I was on antidepressants and they never worked. As soon as they gave me medication for the adhd I started feeling better. I think you would do better if you went to someone that specializes in adhd treatment than a general psychiatrist.
Thanks for that. I am under psychiatry I’m who deal purely in this ! The thing is , as they are only covering the Adhd , that won’t look at my anti depressants or switching me or helping to get off them , they refer me back to gp, who is useless and nothing to do with the adhd diagnosis
You are going to the wrong doctors. Try going on to Facebook ADHD for UK and see if you can find a resource where you live that handles both adhd and depression. Depression happens when you are not on the right adhd medication. facebook.com/groups/2474319...
I am not sure how the medical system works in the UK. Im not sure if its different or not than the US.

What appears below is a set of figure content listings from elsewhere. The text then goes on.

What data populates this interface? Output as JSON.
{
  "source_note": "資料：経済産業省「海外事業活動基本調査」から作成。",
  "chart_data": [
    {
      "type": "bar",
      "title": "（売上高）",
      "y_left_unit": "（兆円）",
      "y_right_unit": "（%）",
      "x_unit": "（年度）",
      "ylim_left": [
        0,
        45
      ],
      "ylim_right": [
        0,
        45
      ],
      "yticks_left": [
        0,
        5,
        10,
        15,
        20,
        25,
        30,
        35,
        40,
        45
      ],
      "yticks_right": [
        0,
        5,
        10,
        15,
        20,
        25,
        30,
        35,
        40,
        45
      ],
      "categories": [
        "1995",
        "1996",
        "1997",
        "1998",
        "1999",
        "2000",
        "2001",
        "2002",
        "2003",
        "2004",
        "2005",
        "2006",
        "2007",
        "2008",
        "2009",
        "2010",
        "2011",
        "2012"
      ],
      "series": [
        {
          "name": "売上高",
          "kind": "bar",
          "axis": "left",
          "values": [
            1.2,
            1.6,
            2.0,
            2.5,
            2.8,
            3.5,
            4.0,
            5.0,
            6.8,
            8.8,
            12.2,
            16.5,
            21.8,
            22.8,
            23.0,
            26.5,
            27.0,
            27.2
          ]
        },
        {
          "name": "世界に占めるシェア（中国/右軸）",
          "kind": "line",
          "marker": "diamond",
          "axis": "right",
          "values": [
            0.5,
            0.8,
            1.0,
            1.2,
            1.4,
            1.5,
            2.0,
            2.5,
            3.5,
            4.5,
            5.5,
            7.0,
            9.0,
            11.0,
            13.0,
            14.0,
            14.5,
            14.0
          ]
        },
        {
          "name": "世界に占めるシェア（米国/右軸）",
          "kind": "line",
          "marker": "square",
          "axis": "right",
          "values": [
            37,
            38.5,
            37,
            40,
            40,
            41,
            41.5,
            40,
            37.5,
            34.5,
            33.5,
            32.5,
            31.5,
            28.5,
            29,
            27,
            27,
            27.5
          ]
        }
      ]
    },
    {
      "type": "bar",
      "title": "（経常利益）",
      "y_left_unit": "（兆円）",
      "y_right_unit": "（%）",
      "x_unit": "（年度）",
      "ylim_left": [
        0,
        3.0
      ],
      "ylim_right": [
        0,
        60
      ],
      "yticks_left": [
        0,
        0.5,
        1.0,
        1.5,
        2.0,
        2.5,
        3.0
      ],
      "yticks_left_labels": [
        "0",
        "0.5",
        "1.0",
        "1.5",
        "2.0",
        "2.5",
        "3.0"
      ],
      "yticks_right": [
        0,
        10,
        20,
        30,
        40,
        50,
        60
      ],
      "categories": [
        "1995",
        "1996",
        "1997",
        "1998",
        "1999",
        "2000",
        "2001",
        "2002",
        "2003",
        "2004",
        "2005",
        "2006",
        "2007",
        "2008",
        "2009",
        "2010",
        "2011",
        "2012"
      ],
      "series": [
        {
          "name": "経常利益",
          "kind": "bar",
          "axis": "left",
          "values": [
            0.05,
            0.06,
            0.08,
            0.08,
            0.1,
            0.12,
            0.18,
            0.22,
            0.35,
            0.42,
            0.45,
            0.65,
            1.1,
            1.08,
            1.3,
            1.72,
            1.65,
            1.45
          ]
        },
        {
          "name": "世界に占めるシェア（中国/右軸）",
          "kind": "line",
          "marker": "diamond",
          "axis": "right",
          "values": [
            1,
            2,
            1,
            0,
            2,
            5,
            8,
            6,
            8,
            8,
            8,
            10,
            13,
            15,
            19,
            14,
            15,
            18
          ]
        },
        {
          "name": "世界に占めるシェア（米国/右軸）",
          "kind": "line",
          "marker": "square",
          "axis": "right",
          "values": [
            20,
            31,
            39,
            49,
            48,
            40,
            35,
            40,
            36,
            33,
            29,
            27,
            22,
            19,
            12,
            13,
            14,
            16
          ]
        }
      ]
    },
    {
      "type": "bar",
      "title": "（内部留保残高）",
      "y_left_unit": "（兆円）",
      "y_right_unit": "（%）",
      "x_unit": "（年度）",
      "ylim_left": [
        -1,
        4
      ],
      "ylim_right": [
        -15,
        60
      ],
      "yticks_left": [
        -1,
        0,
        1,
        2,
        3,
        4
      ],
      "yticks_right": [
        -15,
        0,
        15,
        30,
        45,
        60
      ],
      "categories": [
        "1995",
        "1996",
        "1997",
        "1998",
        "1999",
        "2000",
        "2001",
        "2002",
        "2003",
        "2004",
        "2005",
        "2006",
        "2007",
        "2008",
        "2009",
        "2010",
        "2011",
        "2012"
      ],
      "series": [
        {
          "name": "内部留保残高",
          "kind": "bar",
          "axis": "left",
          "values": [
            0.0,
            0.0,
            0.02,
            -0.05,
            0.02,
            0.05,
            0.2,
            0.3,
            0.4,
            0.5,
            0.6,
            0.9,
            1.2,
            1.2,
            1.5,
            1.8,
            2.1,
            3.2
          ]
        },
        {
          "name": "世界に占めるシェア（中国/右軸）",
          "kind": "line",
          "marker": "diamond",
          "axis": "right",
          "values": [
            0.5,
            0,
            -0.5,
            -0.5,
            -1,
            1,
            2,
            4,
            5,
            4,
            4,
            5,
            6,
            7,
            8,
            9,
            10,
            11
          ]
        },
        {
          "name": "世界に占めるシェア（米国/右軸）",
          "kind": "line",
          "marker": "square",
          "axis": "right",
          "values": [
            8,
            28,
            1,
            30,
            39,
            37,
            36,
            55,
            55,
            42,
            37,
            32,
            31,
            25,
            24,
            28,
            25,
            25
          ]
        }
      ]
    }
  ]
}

hi I was diagnosed adhd during lockdown. Like you I also suffer depression (although I still think some of it stems from difficulties caused by adhd behaviours which make work etc really stressful). Anyway. Dexamfetamine made me feel really “flat” and although it improved my adhd symptoms they took me off it because I was getting 3 hours sleep a night and migraines. I started AMFEXA 2 weeks ago and I have had a similar experience with you re back pain and also under my sternum - to the extent that I went to A&E thinking I might be having a heart attack (I wasn’t). I haven’t really found that AMFEXA does anything much for me yet. I’m up to 10mg twice a day with a big crash about 4pm. Can’t help but feel really disappointed as I saw so many posts by people for whom taking meds immediately improved their symptoms. With regards to anxiety and depression I take sertraline which I find is effective for me and also makes me less hyperactive.